Dancing about Architecture

There is a bit of tizz concerning Jonathan Biss's piece in the Guardian concerning how difficult it is to write about music. Biss's article is difficult to read, and I imagine that is E-Book about Beethoven is equally difficult to read. It is probably as difficult to read as it was for him to write.

The problem with writing about music is that our relationships change with pieces of music as we grow and change. A piece of music is not a static thing. In order to live it must be interpreted, and that interpretation, if it is successful, grabs our attention and inspires us to follow new ways of hearing a piece of music. It is difficult to hold onto a feeling, and it is difficult to name it adequately. Casting the "feel" of a moment is very hard to do in retrospect, because that feeling immediately becomes only a memory of a feeling.

Writing music can have the same issues. A phrase comes into your head. You write it down, struggling to make sure that all the rhythms are just as you thought of it. Later you play the phrase on the piano, and it's totally unremarkable. Then you try it on another instrument or in another register, and it sounds better. You bat it around, change it, give it harmony (change that harmony), and write it down anew. Perhaps it is something worth keeping, so you stash it away somewhere and hope that you can use it.

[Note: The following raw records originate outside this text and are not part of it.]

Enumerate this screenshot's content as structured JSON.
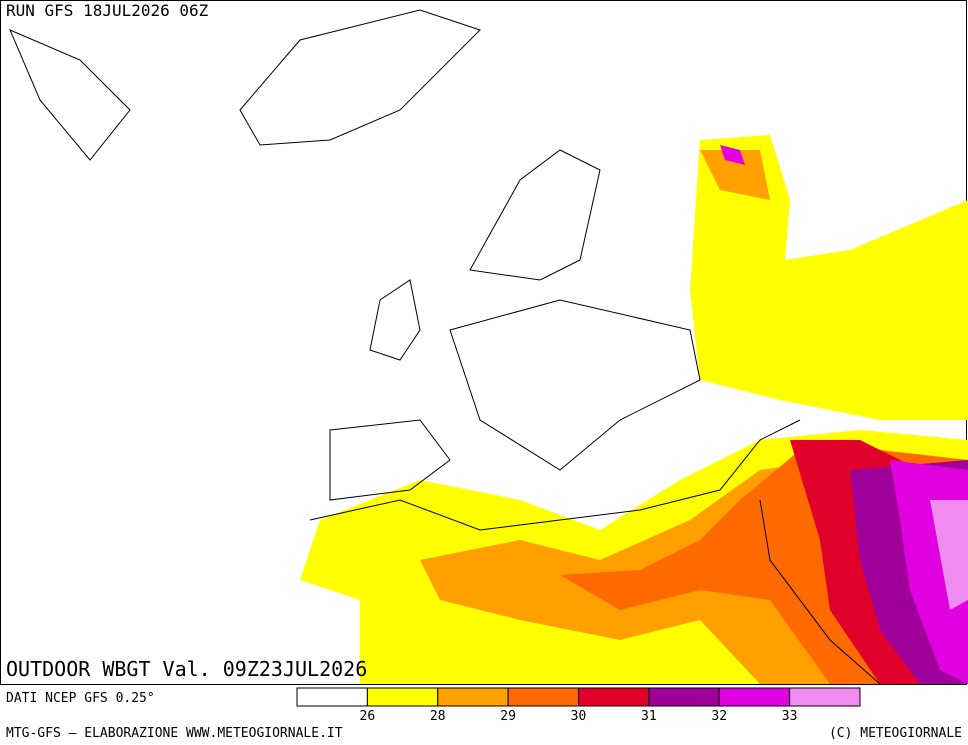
{
  "header": {
    "run": "RUN GFS 18JUL2026 06Z"
  },
  "map": {
    "title": "OUTDOOR WBGT Val. 09Z23JUL2026"
  },
  "footer": {
    "source": "DATI NCEP GFS 0.25°",
    "credit": "MTG-GFS — ELABORAZIONE WWW.METEOGIORNALE.IT",
    "copyright": "(C) METEOGIORNALE"
  },
  "legend": {
    "colors": [
      "#ffffff",
      "#ffff00",
      "#ff9f00",
      "#ff6a00",
      "#e0002a",
      "#a0009a",
      "#e000e0",
      "#f08cf0"
    ],
    "ticks": [
      26,
      28,
      29,
      30,
      31,
      32,
      33
    ]
  }
}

For some people this is a kind of torture. Other people find it fun. I find it fun. I also find it fun to write about music. I would rather write about music than just about anything. I find that the best way to really learn something about a piece of music is through writing about it. (I also find that the best way to understand a poem is by setting it to music.) It doesn't matter if an observation is "right" or "wrong," and it doesn't matter if by learning something new I invalidate a hunch I had before. I enjoy correcting myself. In my world being "right" is not the only way to interpret a piece of music.

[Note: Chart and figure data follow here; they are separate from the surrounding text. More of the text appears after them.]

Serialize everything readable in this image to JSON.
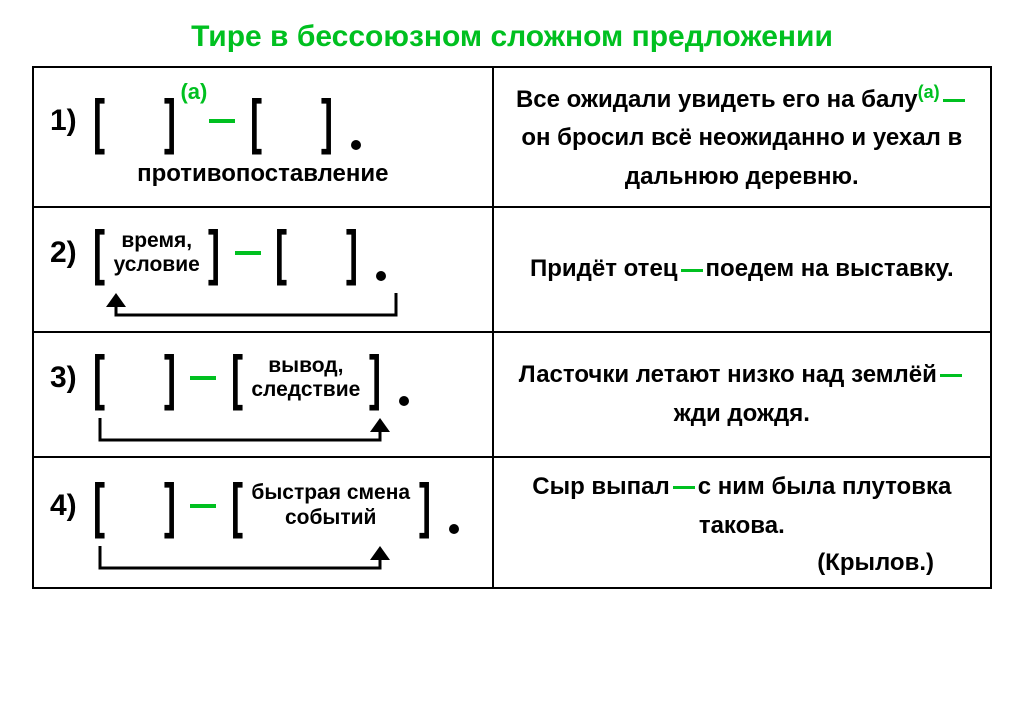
{
  "colors": {
    "accent": "#00c020",
    "black": "#000000",
    "white": "#ffffff"
  },
  "fonts": {
    "title_size": 30,
    "row_num_size": 30,
    "bracket_size": 60,
    "box_label_size": 21,
    "annot_size": 22,
    "example_size": 24,
    "label_below_size": 24
  },
  "title": "Тире в бессоюзном сложном предложении",
  "rows": [
    {
      "num": "1)",
      "box1_label": "",
      "box2_label": "",
      "over_dash": "(а)",
      "label_below": "противопоставление",
      "arrow": false,
      "example_parts": {
        "pre": "Все ожидали увидеть его на балу",
        "sup": "(а)",
        "post": "он бросил всё неожиданно и уехал в дальнюю деревню."
      }
    },
    {
      "num": "2)",
      "box1_label": "время,\nусловие",
      "box2_label": "",
      "over_dash": "",
      "label_below": "",
      "arrow": true,
      "arrow_target": "left",
      "example_parts": {
        "pre": "Придёт отец",
        "sup": "",
        "post": "поедем на выставку."
      }
    },
    {
      "num": "3)",
      "box1_label": "",
      "box2_label": "вывод,\nследствие",
      "over_dash": "",
      "label_below": "",
      "arrow": true,
      "arrow_target": "right",
      "example_parts": {
        "pre": "Ласточки летают низко над землёй",
        "sup": "",
        "post": "жди дождя."
      }
    },
    {
      "num": "4)",
      "box1_label": "",
      "box2_label": "быстрая смена\nсобытий",
      "over_dash": "",
      "label_below": "",
      "arrow": true,
      "arrow_target": "right",
      "example_parts": {
        "pre": "Сыр выпал",
        "sup": "",
        "post": "с ним была плутовка такова."
      },
      "author": "(Крылов.)"
    }
  ]
}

I am in the fortunate position of not being an authority figure, and of not having anything to protect. I go with my carefully-thought-out hunches and take all sorts of risks by voicing ideas that I know nobody has thought of before (or at least written about) to my students, friends, and colleagues (and driving my family crazy). I do it when I write program notes, I do it when I write reviews, and I do it when I write blog posts. I don't have to worry about protecting my "image" in the musical world. I do not have an important position or a solo career. What you see is what you get with the music I write (there are no secrets except for the vast mysteries of music itself), and I take it upon myself to be honest when I write reviews.

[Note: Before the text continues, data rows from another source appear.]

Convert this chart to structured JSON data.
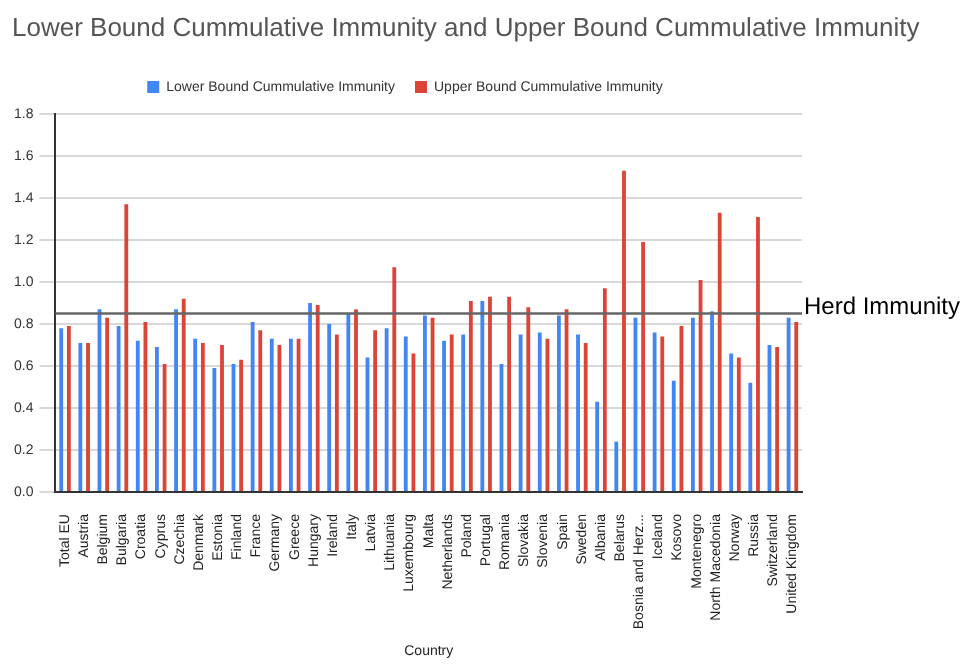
{
  "chart_data": {
    "type": "bar",
    "title": "Lower Bound Cummulative Immunity and Upper Bound Cummulative Immunity",
    "xlabel": "Country",
    "categories": [
      "Total EU",
      "Austria",
      "Belgium",
      "Bulgaria",
      "Croatia",
      "Cyprus",
      "Czechia",
      "Denmark",
      "Estonia",
      "Finland",
      "France",
      "Germany",
      "Greece",
      "Hungary",
      "Ireland",
      "Italy",
      "Latvia",
      "Lithuania",
      "Luxembourg",
      "Malta",
      "Netherlands",
      "Poland",
      "Portugal",
      "Romania",
      "Slovakia",
      "Slovenia",
      "Spain",
      "Sweden",
      "Albania",
      "Belarus",
      "Bosnia and Herz...",
      "Iceland",
      "Kosovo",
      "Montenegro",
      "North Macedonia",
      "Norway",
      "Russia",
      "Switzerland",
      "United Kingdom"
    ],
    "series": [
      {
        "name": "Lower Bound Cummulative Immunity",
        "color": "#4285f4",
        "values": [
          0.78,
          0.71,
          0.87,
          0.79,
          0.72,
          0.69,
          0.87,
          0.73,
          0.59,
          0.61,
          0.81,
          0.73,
          0.73,
          0.9,
          0.8,
          0.85,
          0.64,
          0.78,
          0.74,
          0.84,
          0.72,
          0.75,
          0.91,
          0.61,
          0.75,
          0.76,
          0.84,
          0.75,
          0.43,
          0.24,
          0.83,
          0.76,
          0.53,
          0.83,
          0.86,
          0.66,
          0.52,
          0.7,
          0.83
        ]
      },
      {
        "name": "Upper Bound Cummulative Immunity",
        "color": "#db4437",
        "values": [
          0.79,
          0.71,
          0.83,
          1.37,
          0.81,
          0.61,
          0.92,
          0.71,
          0.7,
          0.63,
          0.77,
          0.7,
          0.73,
          0.89,
          0.75,
          0.87,
          0.77,
          1.07,
          0.66,
          0.83,
          0.75,
          0.91,
          0.93,
          0.93,
          0.88,
          0.73,
          0.87,
          0.71,
          0.97,
          1.53,
          1.19,
          0.74,
          0.79,
          1.01,
          1.33,
          0.64,
          1.31,
          0.69,
          0.81
        ]
      }
    ],
    "ylim": [
      0,
      1.8
    ],
    "yticks": [
      {
        "value": 0,
        "label": "0.0"
      },
      {
        "value": 0.2,
        "label": "0.2"
      },
      {
        "value": 0.4,
        "label": "0.4"
      },
      {
        "value": 0.6,
        "label": "0.6"
      },
      {
        "value": 0.8,
        "label": "0.8"
      },
      {
        "value": 1,
        "label": "1.0"
      },
      {
        "value": 1.2,
        "label": "1.2"
      },
      {
        "value": 1.4,
        "label": "1.4"
      },
      {
        "value": 1.6,
        "label": "1.6"
      },
      {
        "value": 1.8,
        "label": "1.8"
      }
    ],
    "grid": "y",
    "legend": "top",
    "ref_lines": [
      {
        "axis": "y",
        "value": 0.85,
        "label": "Herd Immunity",
        "color": "#666666"
      }
    ]
  }
}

When I was Jonathan Biss's age (he's 32) I was a very different person from the person I am today. I worked at a radio station, and had what some would consider an encyclopedic knowledge of music from all the liner notes I had read, but I had only really experienced music from the standpoint of a wind player who always played the upper voice in an ensemble. I mainly listened from the top down, and managed to miss a huge amount when I listened to music. I was an avid reader of reviews, but I had never written one. I knew a lot about baroque music and 20th-century music, but didn't really know much about classical forms because studying them had little to do with the music I played (the flute repertoire). In other words, I thought I knew something, but I really knew very little.

My real education began when I became a string player. Then everything changed. Now I hear everything differently, and I think very differently about everything I play. Every experience is a new experience.

Perhaps Jonathan Biss will, at some point, have the opportunity to step outside his position in the musical world, and maybe then it might be easier for him to write about music. If he still wants to.